Regional integration holds the key to reducing infrastructure costs across the East African Community (EAC), but challenges remain. In a recent interview with CNBC Africa, Ambassador Claver Gatete, Minister of Infrastructure in Rwanda, shared insights on the best business models to boost sustainable private sector investment in infrastructure projects. Gatete emphasized the critical need for collaboration at the regional level to drive progress and unlock the full potential of infrastructure development in the region.
One of the central themes discussed by Gatete was the importance of regional integration in East Africa. He highlighted the ongoing efforts in both the central and northern corridors of the region, emphasizing the need for increased momentum. Gatete stressed the significance of working together as a region to link countries through initiatives such as railway, energy, and ports development. These interconnected activities play a vital role in reducing transportation costs, ultimately driving economic development across the continent.
A key challenge identified by Gatete was the issue of financing infrastructure projects. He noted that reliance on commercial banks for funding often leads to high costs and short-term financing. To address this challenge, Gatete proposed the establishment of a regional stock exchange that would facilitate access to capital within and beyond the region. By interlinking all stock exchanges in the region, countries could attract the necessary resources for infrastructure development more efficiently.

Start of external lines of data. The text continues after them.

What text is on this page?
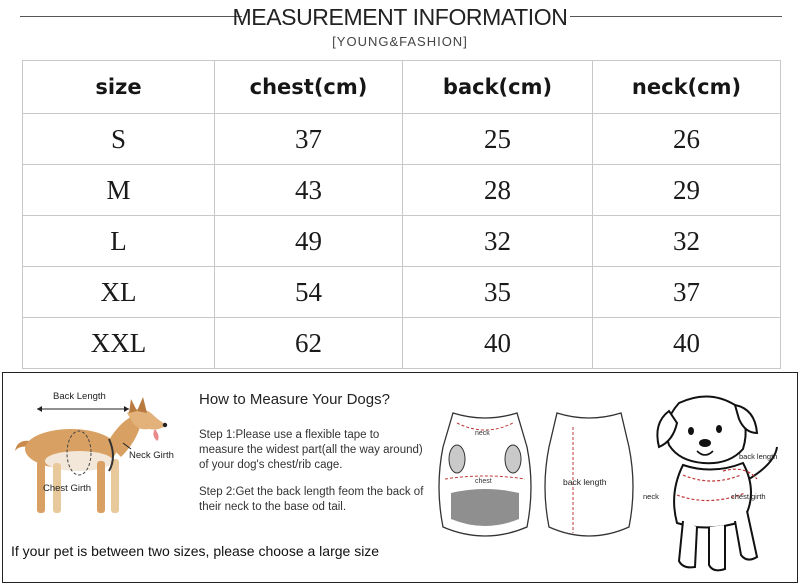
MEASUREMENT INFORMATION
[YOUNG&FASHION]
size	chest(cm)	back(cm)	neck(cm)
S	37	25	26
M	43	28	29
L	49	32	32
XL	54	35	37
XXL	62	40	40
Back Length
Neck Girth
Chest Girth
How to Measure Your Dogs?
Step 1:Please use a flexible tape to measure the widest part(all the way around) of your dog's chest/rib cage.
Step 2:Get the back length feom the back of their neck to the base od tail.
neck
chest	back length
back length
neck	chest girth
If your pet is between two sizes, please choose a large size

In addition to discussing financing options, Gatete underscored the importance of tapping into innovative resources for infrastructure development. While government financing is essential, Gatete emphasized the need for collaboration between the public and private sectors. By engaging in partnerships from the planning stage to project implementation, governments can leverage private sector resources for large-scale infrastructure projects. This approach not only accelerates the pace of development but also ensures the sustainability of infrastructure investments.

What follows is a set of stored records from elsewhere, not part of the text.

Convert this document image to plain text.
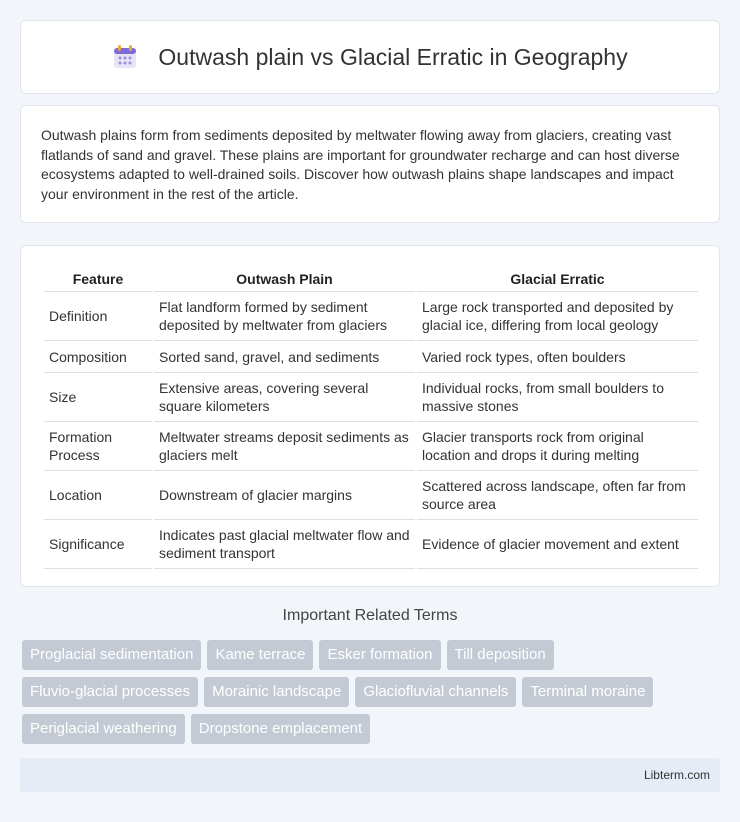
Outwash plain vs Glacial Erratic in Geography

Outwash plains form from sediments deposited by meltwater flowing away from glaciers, creating vast flatlands of sand and gravel. These plains are important for groundwater recharge and can host diverse ecosystems adapted to well-drained soils. Discover how outwash plains shape landscapes and impact your environment in the rest of the article.

Feature	Outwash Plain	Glacial Erratic
Definition	Flat landform formed by sediment deposited by meltwater from glaciers	Large rock transported and deposited by glacial ice, differing from local geology
Composition	Sorted sand, gravel, and sediments	Varied rock types, often boulders
Size	Extensive areas, covering several square kilometers	Individual rocks, from small boulders to massive stones
Formation Process	Meltwater streams deposit sediments as glaciers melt	Glacier transports rock from original location and drops it during melting
Location	Downstream of glacier margins	Scattered across landscape, often far from source area
Significance	Indicates past glacial meltwater flow and sediment transport	Evidence of glacier movement and extent
Important Related Terms
Proglacial sedimentation	Kame terrace	Esker formation	Till deposition
Fluvio-glacial processes	Morainic landscape	Glaciofluvial channels	Terminal moraine
Periglacial weathering	Dropstone emplacement
Libterm.com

Gatete's insights shed light on the complexities of infrastructure development in East Africa and the critical role of collaboration, financing, and innovation in driving sustainable investments. As countries in the region continue to prioritize infrastructure development to foster economic growth and regional competitiveness, Gatete's recommendations provide valuable guidance for policymakers and stakeholders navigating the infrastructure landscape in East Africa.